Pruner sees this attitude as the reason why the Greenwich market won’t be in free-fall for long.

“Greenwich is still Greenwich and people are still going to want to live here,” Pruner said. “When we are able to focus back on why people buy Greenwich, then I think you’ll see the transactions go up.”

Russ Pruner is right – there are contracts in the works (I have one of them) and sales are happening. And as Mr. Pajer from New Jersey demonstrates, there are still out-of-town buyers willing to support old -style prices. So that’s good; but I’d like to point out that I didn’t use the term “free fall” to describe our current market, Russ Pruner did. His mind must have been twiseted by this blog.

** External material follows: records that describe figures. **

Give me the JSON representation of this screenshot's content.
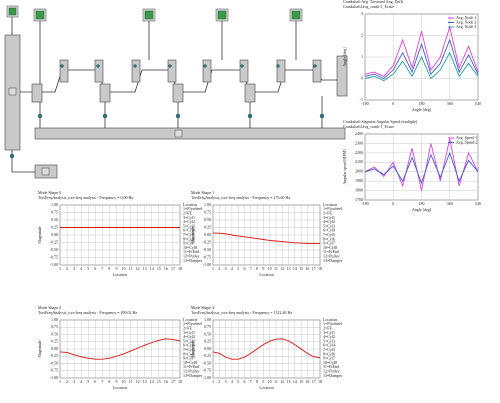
{
  "chart_data": [
    {
      "type": "line",
      "title": "Crankshaft Avg. Torsional Ang. Defls",
      "subtitle": "Crankshaft1avg_crank-1_Ecase",
      "x_label": "Angle [deg]",
      "y_label": "Angle [deg]",
      "x": [
        -180,
        -120,
        -60,
        0,
        60,
        120,
        180,
        240,
        300,
        360,
        420,
        480,
        540
      ],
      "series": [
        {
          "name": "Avg. Node 1",
          "color": "#e040e0",
          "values": [
            0.2,
            0.3,
            0.1,
            0.6,
            1.8,
            0.5,
            2.2,
            0.4,
            1.0,
            2.4,
            0.5,
            1.5,
            0.3
          ]
        },
        {
          "name": "Avg. Node 2",
          "color": "#4060d0",
          "values": [
            0.1,
            0.2,
            0.0,
            0.4,
            1.2,
            0.3,
            1.6,
            0.2,
            0.7,
            1.8,
            0.3,
            1.1,
            0.2
          ]
        },
        {
          "name": "Avg. Node 3",
          "color": "#20a0a0",
          "values": [
            0.0,
            0.1,
            -0.1,
            0.2,
            0.8,
            0.1,
            1.0,
            0.0,
            0.4,
            1.2,
            0.1,
            0.7,
            0.1
          ]
        }
      ],
      "xlim": [
        -180,
        540
      ],
      "xticks": [
        -180,
        0,
        180,
        360,
        540
      ],
      "ylim": [
        -1,
        3
      ],
      "yticks": [
        -1,
        0,
        1,
        2,
        3
      ],
      "grid": true,
      "legend": "upper right"
    },
    {
      "type": "line",
      "title": "Crankshaft Segment Angular Speed (multiple)",
      "subtitle": "Crankshaft1avg_crank-1_Ecase",
      "x_label": "Angle [deg]",
      "y_label": "Angular speed [RPM]",
      "x": [
        -180,
        -120,
        -60,
        0,
        60,
        120,
        180,
        240,
        300,
        360,
        420,
        480,
        540
      ],
      "series": [
        {
          "name": "Avg. Speed 1",
          "color": "#e040e0",
          "values": [
            2000,
            2050,
            1950,
            2100,
            1850,
            2250,
            1800,
            2300,
            1900,
            2350,
            1850,
            2200,
            2000
          ]
        },
        {
          "name": "Avg. Speed 2",
          "color": "#4060d0",
          "values": [
            2000,
            2030,
            1970,
            2060,
            1900,
            2150,
            1880,
            2180,
            1940,
            2200,
            1900,
            2120,
            2000
          ]
        }
      ],
      "xlim": [
        -180,
        540
      ],
      "xticks": [
        -180,
        0,
        180,
        360,
        540
      ],
      "ylim": [
        1700,
        2400
      ],
      "yticks": [
        1700,
        1800,
        1900,
        2000,
        2100,
        2200,
        2300,
        2400
      ],
      "grid": true,
      "legend": "upper right"
    },
    {
      "type": "line",
      "title": "Mode Shape 0",
      "subtitle": "TorsFreqAnalysis_tors-freq analysis - Frequency = 0.00 Hz",
      "x_label": "Location",
      "y_label": "Magnitude",
      "x": [
        1,
        2,
        3,
        4,
        5,
        6,
        7,
        8,
        9,
        10,
        11,
        12,
        13,
        14,
        15,
        16,
        17,
        18
      ],
      "series": [
        {
          "color": "#dd1111",
          "values": [
            0.25,
            0.25,
            0.25,
            0.25,
            0.25,
            0.25,
            0.25,
            0.25,
            0.25,
            0.25,
            0.25,
            0.25,
            0.25,
            0.25,
            0.25,
            0.25,
            0.25,
            0.25
          ]
        }
      ],
      "xlim": [
        1,
        18
      ],
      "xticks": [
        1,
        2,
        3,
        4,
        5,
        6,
        7,
        8,
        9,
        10,
        11,
        12,
        13,
        14,
        15,
        16,
        17,
        18
      ],
      "ylim": [
        -1,
        1
      ],
      "yticks": [
        {
          "value": 1,
          "label": "1.00"
        },
        {
          "value": 0.75,
          "label": "0.75"
        },
        {
          "value": 0.5,
          "label": "0.50"
        },
        {
          "value": 0.25,
          "label": "0.25"
        },
        {
          "value": 0,
          "label": "0.00"
        },
        {
          "value": -0.25,
          "label": "-0.25"
        },
        {
          "value": -0.5,
          "label": "-0.50"
        },
        {
          "value": -0.75,
          "label": "-0.75"
        },
        {
          "value": -1,
          "label": "-1.00"
        }
      ],
      "grid": true,
      "legend": "right",
      "legend_title": "Location",
      "legend_items": [
        "1=Flywheel",
        "2=FE",
        "3=Cyl1",
        "4=Cyl2",
        "5=Cyl3",
        "6=Cyl4",
        "7=Cyl5",
        "8=Cyl6",
        "9=Cyl7",
        "10=Cyl8",
        "11=FrEnd",
        "12=Pulley",
        "13=Damper"
      ]
    },
    {
      "type": "line",
      "title": "Mode Shape 1",
      "subtitle": "TorsFreqAnalysis_tors-freq analysis - Frequency = 176.60 Hz",
      "x_label": "Location",
      "y_label": "Magnitude",
      "x": [
        1,
        2,
        3,
        4,
        5,
        6,
        7,
        8,
        9,
        10,
        11,
        12,
        13,
        14,
        15,
        16,
        17,
        18
      ],
      "series": [
        {
          "color": "#dd1111",
          "values": [
            0.07,
            0.06,
            0.04,
            0.0,
            -0.03,
            -0.06,
            -0.09,
            -0.12,
            -0.15,
            -0.18,
            -0.2,
            -0.22,
            -0.24,
            -0.26,
            -0.27,
            -0.28,
            -0.28,
            -0.28
          ]
        }
      ],
      "xlim": [
        1,
        18
      ],
      "xticks": [
        1,
        2,
        3,
        4,
        5,
        6,
        7,
        8,
        9,
        10,
        11,
        12,
        13,
        14,
        15,
        16,
        17,
        18
      ],
      "ylim": [
        -1,
        1
      ],
      "yticks": [
        {
          "value": 1,
          "label": "1.00"
        },
        {
          "value": 0.75,
          "label": "0.75"
        },
        {
          "value": 0.5,
          "label": "0.50"
        },
        {
          "value": 0.25,
          "label": "0.25"
        },
        {
          "value": 0,
          "label": "0.00"
        },
        {
          "value": -0.25,
          "label": "-0.25"
        },
        {
          "value": -0.5,
          "label": "-0.50"
        },
        {
          "value": -0.75,
          "label": "-0.75"
        },
        {
          "value": -1,
          "label": "-1.00"
        }
      ],
      "grid": true,
      "legend": "right",
      "legend_title": "Location",
      "legend_items": [
        "1=Flywheel",
        "2=FE",
        "3=Cyl1",
        "4=Cyl2",
        "5=Cyl3",
        "6=Cyl4",
        "7=Cyl5",
        "8=Cyl6",
        "9=Cyl7",
        "10=Cyl8",
        "11=FrEnd",
        "12=Pulley",
        "13=Damper"
      ]
    },
    {
      "type": "line",
      "title": "Mode Shape 2",
      "subtitle": "TorsFreqAnalysis_tors-freq analysis - Frequency = 499.02 Hz",
      "x_label": "Location",
      "y_label": "Magnitude",
      "x": [
        1,
        2,
        3,
        4,
        5,
        6,
        7,
        8,
        9,
        10,
        11,
        12,
        13,
        14,
        15,
        16,
        17,
        18
      ],
      "series": [
        {
          "color": "#dd1111",
          "values": [
            -0.1,
            -0.12,
            -0.2,
            -0.27,
            -0.32,
            -0.35,
            -0.35,
            -0.32,
            -0.25,
            -0.17,
            -0.07,
            0.03,
            0.13,
            0.22,
            0.3,
            0.35,
            0.33,
            0.28
          ]
        }
      ],
      "xlim": [
        1,
        18
      ],
      "xticks": [
        1,
        2,
        3,
        4,
        5,
        6,
        7,
        8,
        9,
        10,
        11,
        12,
        13,
        14,
        15,
        16,
        17,
        18
      ],
      "ylim": [
        -1,
        1
      ],
      "yticks": [
        {
          "value": 1,
          "label": "1.00"
        },
        {
          "value": 0.75,
          "label": "0.75"
        },
        {
          "value": 0.5,
          "label": "0.50"
        },
        {
          "value": 0.25,
          "label": "0.25"
        },
        {
          "value": 0,
          "label": "0.00"
        },
        {
          "value": -0.25,
          "label": "-0.25"
        },
        {
          "value": -0.5,
          "label": "-0.50"
        },
        {
          "value": -0.75,
          "label": "-0.75"
        },
        {
          "value": -1,
          "label": "-1.00"
        }
      ],
      "grid": true,
      "legend": "right",
      "legend_title": "Location",
      "legend_items": [
        "1=Flywheel",
        "2=FE",
        "3=Cyl1",
        "4=Cyl2",
        "5=Cyl3",
        "6=Cyl4",
        "7=Cyl5",
        "8=Cyl6",
        "9=Cyl7",
        "10=Cyl8",
        "11=FrEnd",
        "12=Pulley",
        "13=Damper"
      ]
    },
    {
      "type": "line",
      "title": "Mode Shape 3",
      "subtitle": "TorsFreqAnalysis_tors-freq analysis - Frequency = 1312.46 Hz",
      "x_label": "Location",
      "y_label": "Magnitude",
      "x": [
        1,
        2,
        3,
        4,
        5,
        6,
        7,
        8,
        9,
        10,
        11,
        12,
        13,
        14,
        15,
        16,
        17,
        18
      ],
      "series": [
        {
          "color": "#dd1111",
          "values": [
            -0.1,
            -0.15,
            -0.28,
            -0.35,
            -0.35,
            -0.28,
            -0.15,
            0.0,
            0.15,
            0.27,
            0.34,
            0.35,
            0.28,
            0.15,
            0.0,
            -0.15,
            -0.27,
            -0.3
          ]
        }
      ],
      "xlim": [
        1,
        18
      ],
      "xticks": [
        1,
        2,
        3,
        4,
        5,
        6,
        7,
        8,
        9,
        10,
        11,
        12,
        13,
        14,
        15,
        16,
        17,
        18
      ],
      "ylim": [
        -1,
        1
      ],
      "yticks": [
        {
          "value": 1,
          "label": "1.00"
        },
        {
          "value": 0.75,
          "label": "0.75"
        },
        {
          "value": 0.5,
          "label": "0.50"
        },
        {
          "value": 0.25,
          "label": "0.25"
        },
        {
          "value": 0,
          "label": "0.00"
        },
        {
          "value": -0.25,
          "label": "-0.25"
        },
        {
          "value": -0.5,
          "label": "-0.50"
        },
        {
          "value": -0.75,
          "label": "-0.75"
        },
        {
          "value": -1,
          "label": "-1.00"
        }
      ],
      "grid": true,
      "legend": "right",
      "legend_title": "Location",
      "legend_items": [
        "1=Flywheel",
        "2=FE",
        "3=Cyl1",
        "4=Cyl2",
        "5=Cyl3",
        "6=Cyl4",
        "7=Cyl5",
        "8=Cyl6",
        "9=Cyl7",
        "10=Cyl8",
        "11=FrEnd",
        "12=Pulley",
        "13=Damper"
      ]
    }
  ]
}
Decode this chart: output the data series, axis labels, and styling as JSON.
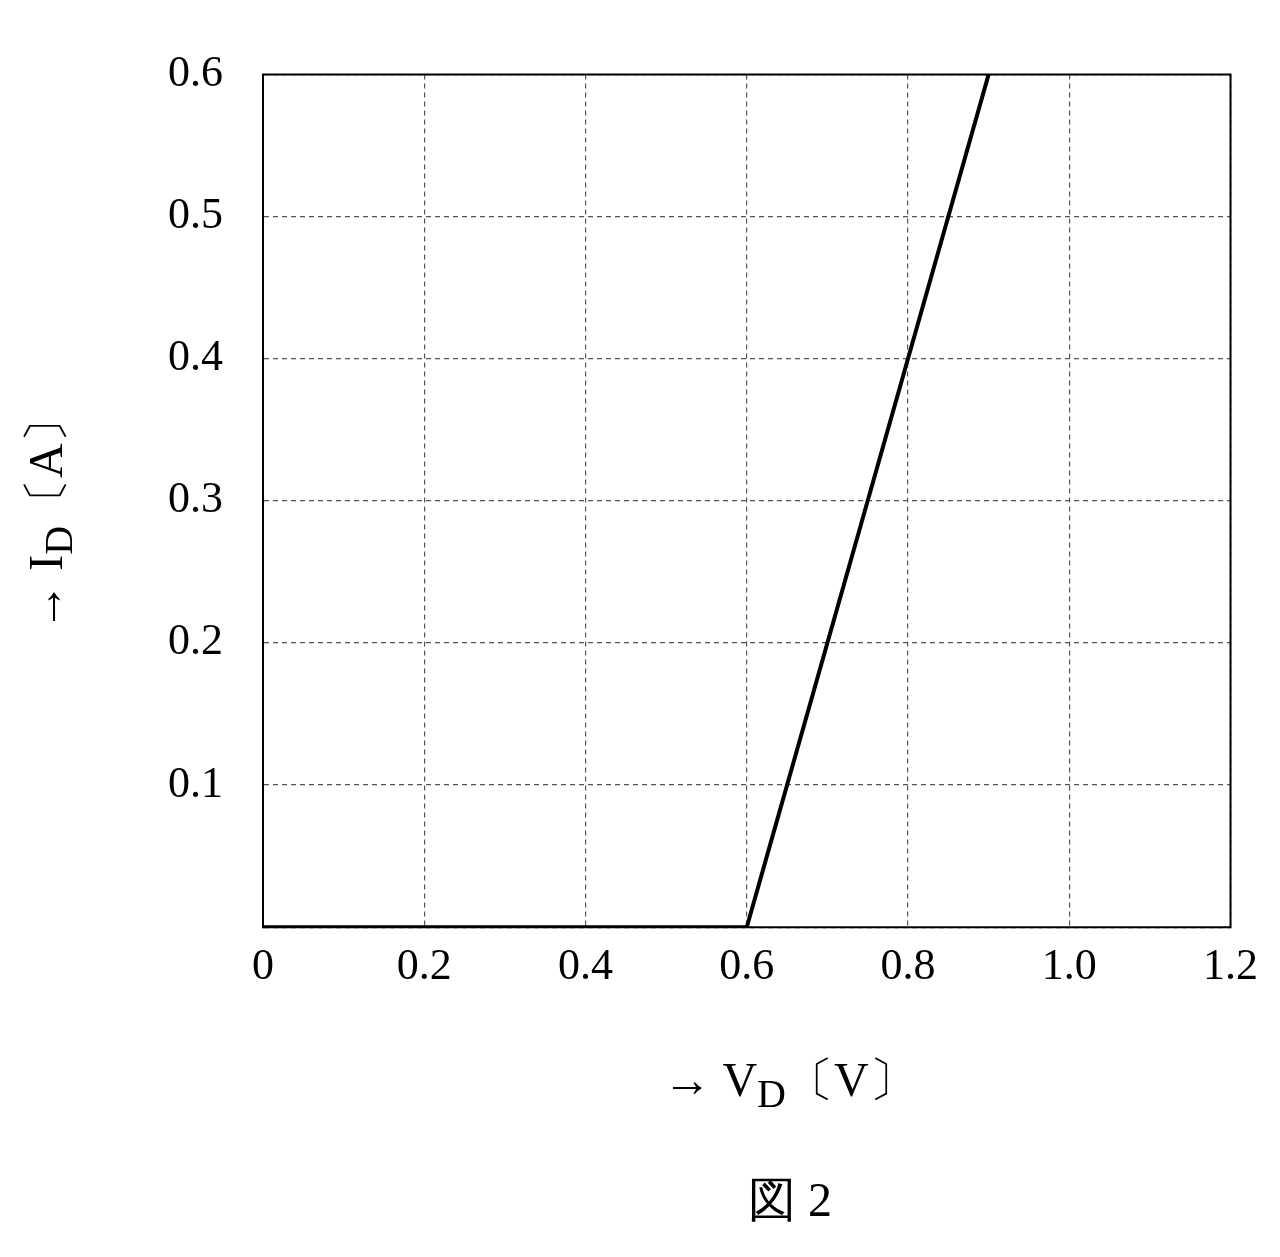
{
  "chart_data": {
    "type": "line",
    "title": "図 2",
    "xlabel": "→ V$_{D}$〔V〕",
    "ylabel": "→ I$_{D}$〔A〕",
    "x": [
      0,
      0.6,
      0.9
    ],
    "series": [
      {
        "color": "#000000",
        "values": [
          0,
          0,
          0.6
        ]
      }
    ],
    "xlim": [
      0,
      1.2
    ],
    "xticks": [
      {
        "value": 0,
        "label": "0"
      },
      0.2,
      0.4,
      0.6,
      0.8,
      {
        "value": 1,
        "label": "1.0"
      },
      1.2
    ],
    "ylim": [
      0,
      0.6
    ],
    "yticks": [
      {
        "value": 0,
        "label": null
      },
      0.1,
      0.2,
      0.3,
      0.4,
      0.5,
      0.6
    ],
    "grid": true,
    "legend": false,
    "marker": "none",
    "line_style": "solid"
  }
}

UPDATE:  Sales figures are a lagging indicator – contracts tell you what’s going on now. So I just checked activity through June 7th. We have 100 sales (sales that went to contract in 2009) and pending contracts this year. That compares to 199 in 2008, when the market had started the “Pruner Free Fall” and 329 in 2007, when we were all fat, happy and dumb. I don’t disagree with Russ that Greenwich is indeed a special place to live and will always attract people who want to live here, but I am more pessimistic than some of his colleagues about how soon the rebound will arrive. I continue to believe we are in the midst of a “re-set” mode and that, once we have completed that re-set, sales will resume. But not until then and when they do, they’ll occur at the new values, not 2007s.